After last summer, Helt stated that there was ongoing concern regarding HHHS Nursing and Haliburton ED physician shortages, but there had been no further communication on these issues with the Minden group until all staff were notified of the Minden ER closure on April 20. 

Helt addressed the question of potentially providing a “pause” rather than a formal closure of the Minden ER site. “The Minden Hospital ED Service contract is between the Ministry of Health (MOH), the Minden physician group, and HHHS.  If the MOH understands the Minden physician group can come together again after the summer, they may be able to put a pause on the decision for a complete closure if HHHS agrees to do the same” 
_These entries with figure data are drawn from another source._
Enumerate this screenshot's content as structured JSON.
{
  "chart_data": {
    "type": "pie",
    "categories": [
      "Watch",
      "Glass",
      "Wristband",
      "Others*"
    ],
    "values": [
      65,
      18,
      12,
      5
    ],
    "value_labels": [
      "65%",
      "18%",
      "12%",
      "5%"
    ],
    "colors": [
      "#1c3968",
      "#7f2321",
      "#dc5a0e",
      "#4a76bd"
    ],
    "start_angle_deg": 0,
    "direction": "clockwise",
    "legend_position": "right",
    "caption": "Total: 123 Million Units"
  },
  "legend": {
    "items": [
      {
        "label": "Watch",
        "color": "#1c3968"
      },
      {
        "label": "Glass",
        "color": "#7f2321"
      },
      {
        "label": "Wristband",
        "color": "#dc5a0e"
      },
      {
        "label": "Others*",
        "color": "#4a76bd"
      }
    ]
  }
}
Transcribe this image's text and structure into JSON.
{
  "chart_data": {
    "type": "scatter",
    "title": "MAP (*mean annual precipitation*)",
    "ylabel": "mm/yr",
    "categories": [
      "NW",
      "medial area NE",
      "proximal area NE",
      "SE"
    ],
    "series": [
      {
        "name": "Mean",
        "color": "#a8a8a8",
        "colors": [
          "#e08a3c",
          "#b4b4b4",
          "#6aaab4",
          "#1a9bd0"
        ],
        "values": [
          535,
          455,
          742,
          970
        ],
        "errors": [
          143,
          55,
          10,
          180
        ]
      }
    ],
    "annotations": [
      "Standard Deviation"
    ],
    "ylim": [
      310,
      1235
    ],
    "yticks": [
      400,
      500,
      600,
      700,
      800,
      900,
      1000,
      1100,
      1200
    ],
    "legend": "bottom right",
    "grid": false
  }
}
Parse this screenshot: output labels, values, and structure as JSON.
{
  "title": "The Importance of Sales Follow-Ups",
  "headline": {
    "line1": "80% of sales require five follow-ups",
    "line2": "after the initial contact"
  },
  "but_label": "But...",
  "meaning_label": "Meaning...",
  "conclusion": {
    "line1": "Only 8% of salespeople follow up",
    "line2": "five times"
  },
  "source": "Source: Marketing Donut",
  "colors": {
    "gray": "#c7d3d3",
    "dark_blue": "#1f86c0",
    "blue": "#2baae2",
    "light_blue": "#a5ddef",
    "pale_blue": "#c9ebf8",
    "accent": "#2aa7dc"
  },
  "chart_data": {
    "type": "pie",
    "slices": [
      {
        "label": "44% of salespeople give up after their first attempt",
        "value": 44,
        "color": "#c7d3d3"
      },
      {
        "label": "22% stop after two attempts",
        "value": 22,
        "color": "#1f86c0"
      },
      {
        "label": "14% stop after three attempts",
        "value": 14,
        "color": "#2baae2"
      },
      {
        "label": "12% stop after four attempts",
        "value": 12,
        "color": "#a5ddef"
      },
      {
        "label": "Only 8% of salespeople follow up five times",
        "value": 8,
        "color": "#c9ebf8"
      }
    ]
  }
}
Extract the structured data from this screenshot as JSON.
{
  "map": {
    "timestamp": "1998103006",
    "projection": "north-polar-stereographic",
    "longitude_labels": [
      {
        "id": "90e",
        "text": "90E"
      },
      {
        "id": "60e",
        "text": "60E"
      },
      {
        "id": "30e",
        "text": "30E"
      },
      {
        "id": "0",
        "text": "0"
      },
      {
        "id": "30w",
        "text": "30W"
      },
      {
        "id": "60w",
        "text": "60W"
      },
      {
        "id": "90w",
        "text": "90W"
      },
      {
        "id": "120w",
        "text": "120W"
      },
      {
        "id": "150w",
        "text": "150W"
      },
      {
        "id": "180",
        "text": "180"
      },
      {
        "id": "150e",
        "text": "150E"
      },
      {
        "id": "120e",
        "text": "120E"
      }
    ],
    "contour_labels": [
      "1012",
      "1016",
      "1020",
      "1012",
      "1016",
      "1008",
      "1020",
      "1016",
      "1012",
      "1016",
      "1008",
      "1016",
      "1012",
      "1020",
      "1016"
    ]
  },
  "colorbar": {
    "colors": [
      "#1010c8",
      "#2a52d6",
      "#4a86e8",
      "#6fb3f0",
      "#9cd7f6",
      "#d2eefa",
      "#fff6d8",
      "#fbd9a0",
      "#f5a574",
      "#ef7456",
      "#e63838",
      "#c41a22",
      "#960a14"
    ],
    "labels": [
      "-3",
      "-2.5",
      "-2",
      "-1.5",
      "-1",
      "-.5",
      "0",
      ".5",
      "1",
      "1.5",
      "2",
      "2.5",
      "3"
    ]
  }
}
Dr. Dennis Fiddler was also at the media conference, and piped up at this comment. He noted that even if the decision to reverse the closure was made at this point, the damage has been done, as most physicians have already scrambled to take shifts at surrounding hospitals at this time. “We know the community is rallying really hard to have this reversed or postponed to keep it open, but that’s also a concern, because if it does, we’re still not going to have physicians to fill those holes.” 

At the end of the interview, Dr. Helt and Dr. Fiddler agreed that the closure should not have happened now. They both agreed that the decision required more community, stakeholder, and physician engagement overall. While there are components of the closure that make sense to the local physicians (such as the acute care beds and areas of residence for doctors), it didn’t need to happen in this manner. “It was a terrible way that the whole thing unfolded,” said Helt, “and it shouldn’t have happened.”